10.2 feels snappier on my Powerbook G3 upgraded from 192 to 384Mb. Not hugely noticeable as a performance jump, but it all just feels... better. Don't think it'd keep getting better and better tho, don't see any point going past 1152 in my G4!


----------



## neutrino23 (Oct 23, 2002)

Open the Terminal and type vm_stat. It will show you statistics for use of the HD for swapping out parts of memory. If you have lots of memory relative to the demands of your software this will be small or zero. If you run RAM intensive applications this will be nonzero.

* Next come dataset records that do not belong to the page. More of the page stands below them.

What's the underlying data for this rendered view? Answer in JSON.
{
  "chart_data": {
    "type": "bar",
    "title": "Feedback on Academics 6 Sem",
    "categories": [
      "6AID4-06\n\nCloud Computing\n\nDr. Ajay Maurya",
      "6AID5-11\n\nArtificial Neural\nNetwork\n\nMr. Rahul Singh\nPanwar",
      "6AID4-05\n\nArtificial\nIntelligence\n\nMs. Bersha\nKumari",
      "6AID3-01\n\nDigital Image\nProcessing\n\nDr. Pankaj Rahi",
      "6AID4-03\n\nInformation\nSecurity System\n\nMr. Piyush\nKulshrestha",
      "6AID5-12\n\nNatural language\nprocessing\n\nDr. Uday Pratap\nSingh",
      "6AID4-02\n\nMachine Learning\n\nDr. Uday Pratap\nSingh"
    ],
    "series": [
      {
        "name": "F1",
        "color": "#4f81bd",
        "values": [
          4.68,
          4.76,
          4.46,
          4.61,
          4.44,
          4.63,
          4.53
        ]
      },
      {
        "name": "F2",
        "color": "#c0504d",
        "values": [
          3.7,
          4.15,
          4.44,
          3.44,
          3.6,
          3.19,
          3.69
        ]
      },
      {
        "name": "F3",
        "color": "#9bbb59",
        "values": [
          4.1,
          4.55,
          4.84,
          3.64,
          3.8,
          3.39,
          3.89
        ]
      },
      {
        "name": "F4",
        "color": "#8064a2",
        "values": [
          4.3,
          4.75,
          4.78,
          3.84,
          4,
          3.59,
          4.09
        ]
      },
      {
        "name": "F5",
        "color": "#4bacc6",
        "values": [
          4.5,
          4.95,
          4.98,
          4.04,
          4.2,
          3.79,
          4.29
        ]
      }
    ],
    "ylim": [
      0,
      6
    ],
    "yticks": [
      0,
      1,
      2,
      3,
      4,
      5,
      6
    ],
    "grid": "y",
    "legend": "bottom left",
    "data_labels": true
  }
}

You can check it from time to time after running different apps to calibrate your understanding of these numbers.


----------



## Durbrow (Oct 24, 2002)

I did a vm stat in Terminal after upgrading from 256 to 700+ and here is what I get:

Mach Virtual Memory Statistics: (page size of 4096 bytes)
Pages free:                    88941.
Pages active:                  48801.
Pages inactive:                39872.
Pages wired down:              18994.
"Translation faults":       12491796.
Pages copy-on-write:           44524.
Pages zero filled:           1192465.
Pages reactivated:             58613.
Pageins:                       13265.
Pageouts:                        918.
Object cache: 24686 hits of 541096 lookups (4% hit rate)

Can you tell me exactly what I am looking for? I am new to terminal/darwin. Thanks.


----------